Nadie, en la Iglesia, está ocioso, nadie es inútil, nadie está desocupado, nadie sin vocación, nadie tiene ante sí un vacío de ideales, una ilusión de fatiga; nadie está despistado ni desesperado. Y es un hecho que con frecuencia las existencias más míseras se convierten, mediante la vocación cristiana, en las más dignas y preciosas: los pequeños, los pobres, los que sufren.
 
La Iglesia ofrece a cada uno "algo que hacer" que confiere sentido, valor, dignidad y esperanza a la existencia humana. 
 
Cada uno es llamado, cada uno es valorado, incluso para la vida presente, si ésta lo es para la futura. 
 
¡Qué riqueza de ideales y de energías se derrama así en el mundo!" (Pablo VI, 17-noviembre1971).
 
La Eucaristía es el gran sacramento de la Comunión eclesial; en ella convergen todos sus miembros, en ella están contenidos todos los miembros de la Iglesia. Y esto de un modo particular: se ofrecen con Cristo ofrecido, se entregan con Cristo entregado.
 
La Eucaristía es la gran ofrenda de todos y cada uno de nosotros junto con el Señor para gloria de Dios Padre.
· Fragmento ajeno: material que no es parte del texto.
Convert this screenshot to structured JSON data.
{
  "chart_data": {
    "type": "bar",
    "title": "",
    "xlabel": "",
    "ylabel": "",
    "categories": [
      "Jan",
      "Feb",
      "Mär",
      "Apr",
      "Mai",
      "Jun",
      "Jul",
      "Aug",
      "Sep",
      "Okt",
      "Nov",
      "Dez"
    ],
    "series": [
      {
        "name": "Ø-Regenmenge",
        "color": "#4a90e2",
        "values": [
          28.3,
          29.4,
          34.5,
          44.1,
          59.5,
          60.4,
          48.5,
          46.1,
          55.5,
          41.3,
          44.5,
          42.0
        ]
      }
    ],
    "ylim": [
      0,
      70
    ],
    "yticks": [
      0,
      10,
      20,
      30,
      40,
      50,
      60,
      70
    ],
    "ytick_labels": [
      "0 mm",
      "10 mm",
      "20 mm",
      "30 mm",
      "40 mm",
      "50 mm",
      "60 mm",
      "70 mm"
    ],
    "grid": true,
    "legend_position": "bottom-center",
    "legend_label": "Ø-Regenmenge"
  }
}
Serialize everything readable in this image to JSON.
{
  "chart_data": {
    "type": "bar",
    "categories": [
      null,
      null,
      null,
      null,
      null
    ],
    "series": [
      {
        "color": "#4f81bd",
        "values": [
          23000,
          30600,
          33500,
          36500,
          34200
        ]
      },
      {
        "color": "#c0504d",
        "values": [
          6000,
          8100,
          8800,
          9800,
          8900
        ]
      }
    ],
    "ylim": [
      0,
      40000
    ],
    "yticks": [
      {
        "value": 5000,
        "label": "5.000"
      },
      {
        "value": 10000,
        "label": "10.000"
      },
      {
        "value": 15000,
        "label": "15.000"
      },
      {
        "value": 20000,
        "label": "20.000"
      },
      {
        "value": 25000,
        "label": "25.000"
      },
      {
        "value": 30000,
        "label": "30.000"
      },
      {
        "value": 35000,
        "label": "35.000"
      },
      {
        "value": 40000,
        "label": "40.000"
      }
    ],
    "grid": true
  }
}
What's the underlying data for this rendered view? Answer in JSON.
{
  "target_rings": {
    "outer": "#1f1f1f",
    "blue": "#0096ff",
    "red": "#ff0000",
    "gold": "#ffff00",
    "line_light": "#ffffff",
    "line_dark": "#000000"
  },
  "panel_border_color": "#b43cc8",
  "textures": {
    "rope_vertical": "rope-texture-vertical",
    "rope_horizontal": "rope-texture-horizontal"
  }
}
Los enfermos, en este misterio de comunión, están presentes de una manera especialísima al ofrecer con Cristo sus dolores y dificultades físicas, morales y espirituales:
 
"¿Comprendéis ahora qué es la comunión y qué es lo que realiza en vosotros la Eucaristía cuando la recíbís? Es la fusión de vuestro sufrimiento con el de Cristo. Cada uno de vosotros puede repetir con más razón que cualquier otro fiel que comulga, las palabras de san Pablo: "me alegro de mis padecimientos... suplo en mi carne lo que falta a las tribulaciones de Cristo" (Col 1,24).
 
Sufrir con Jesús. ¡Qué dicha!, ¡qué misterio!.
 
He aquí una grandísima novedad: el dolor ya no es inútil, si nuestro dolor unido al de Cristo consigue algo de su virtud expiadora, redentora, salvadora. Comprendéis ahora por qué la Iglesia honra y quiere tanto a sus enfermos, a sus hijos desafortunados. Porque ellos son Cristo sufriente, el cual, precisamente por su pasión ha salvado al mundo.
 
Vosotros, queridos enfermos, podéis cooperar a la salvación de la humanidad, si sabéis juntar vuestro dolor, vuestras pruebas, a las de Jesús" (Pablo VI, Hom. solemnidad Corpus Christi, 10-junio1971).